Batteva i denti figurandosi di vedersi trascinato a viva forza nella cella di un manicomio, dove si sarebbe visto dinnanzi, nel delirio, bello, infernale, inesorabile, eterno, il fantasma d'Irene, per straziargli il cuore, per farlo morire, oncia ad oncia, forsennato! No, non era possibile durarla piú a lungo! Indugiava proprio, per dare alla gente il diritto di ridere alle sue spalle?
Un mercoledí il cavaliere Paolo Furlin comparve improvvisamente da lui, per dargli una notizia spiacevole: il tribunale aveva pronunciato una sentenza incidentale, che ammetteva Irene a produrre la prova testimoniale sulla circostanza che il debito, od atto di libera donazione fra vivi di Gregorio Ferramonti, risultava, oltre che dalla dichiarazione presentata, anche da precedenti atti verbali del dichiarante. Furlin veniva per sentire se Mario avesse in quella congiuntura qualche suggerimento o qualche disposizione da dare.

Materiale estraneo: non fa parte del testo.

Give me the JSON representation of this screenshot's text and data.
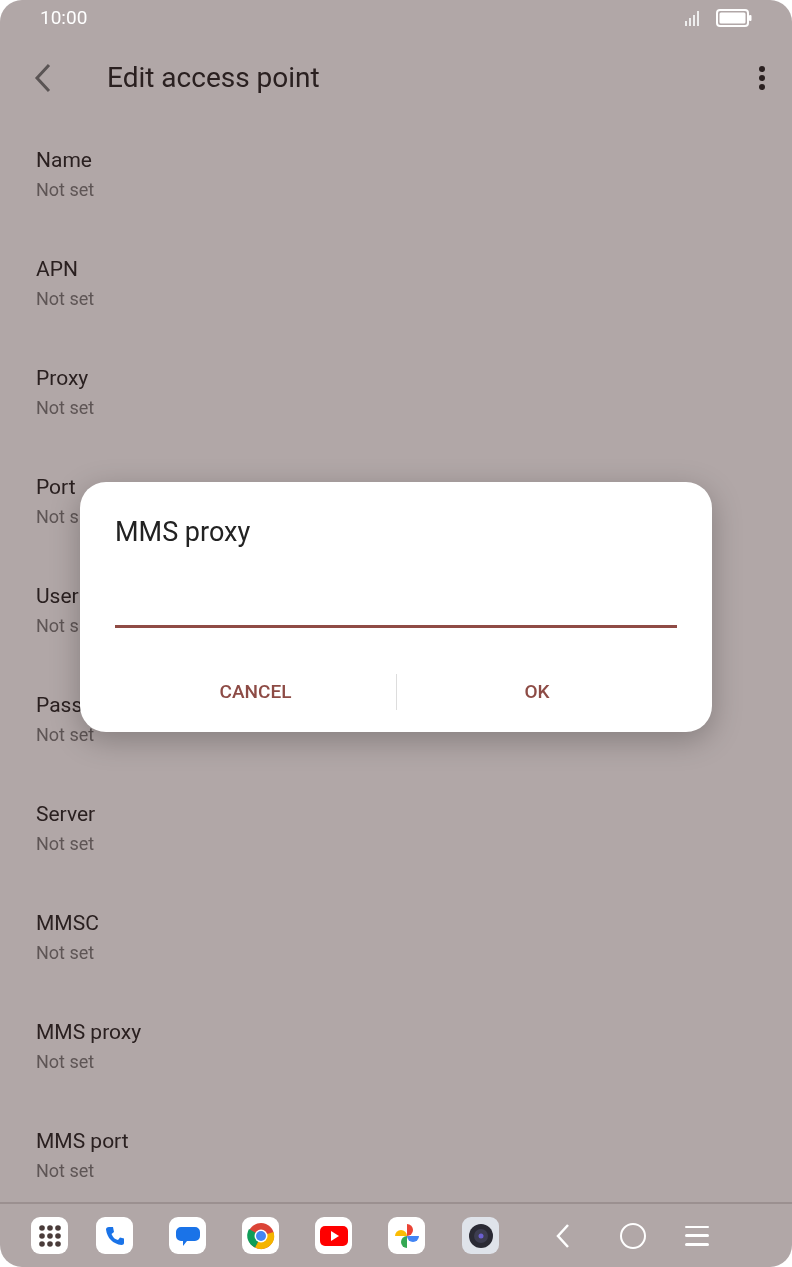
{
  "status_bar": {
    "time": "10:00"
  },
  "app_bar": {
    "title": "Edit access point"
  },
  "settings": [
    {
      "label": "Name",
      "value": "Not set"
    },
    {
      "label": "APN",
      "value": "Not set"
    },
    {
      "label": "Proxy",
      "value": "Not set"
    },
    {
      "label": "Port",
      "value": "Not s"
    },
    {
      "label": "User",
      "value": "Not s"
    },
    {
      "label": "Pass",
      "value": "Not set"
    },
    {
      "label": "Server",
      "value": "Not set"
    },
    {
      "label": "MMSC",
      "value": "Not set"
    },
    {
      "label": "MMS proxy",
      "value": "Not set"
    },
    {
      "label": "MMS port",
      "value": "Not set"
    }
  ],
  "dialog": {
    "title": "MMS proxy",
    "field": {
      "focused": true
    },
    "buttons": [
      {
        "label": "CANCEL"
      },
      {
        "label": "OK"
      }
    ]
  }
}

Mario guardò il cognato, ridendosi di lui. Quali suggerimenti? Che sapeva egli d'imbrogli forensi? Aveva detto una volta per tutte, che si rimetteva a quello che Paolo e gli avvocati avrebbero fatto, e bastava! Gli rendevano un grosso favore se lo lasciavano in pace.
- Allora - disse Furlin, - t'informerò.
- Rispàrmiati questa fatica, sino alla conclusione finale. Siamo intesi, non è vero? Come sta tua moglie? Vuoi un sigaro?
Non parlarono piú della causa. Poi Mario, partito Furlin, si abbigliò ed uscí. Da una diecina di giorni egli non aveva piú visto alcuno della sua famiglia, e quella comparsa gli lasciò un viso brusco d'uomo preoccupato; ma si rasserenò appena in istrada.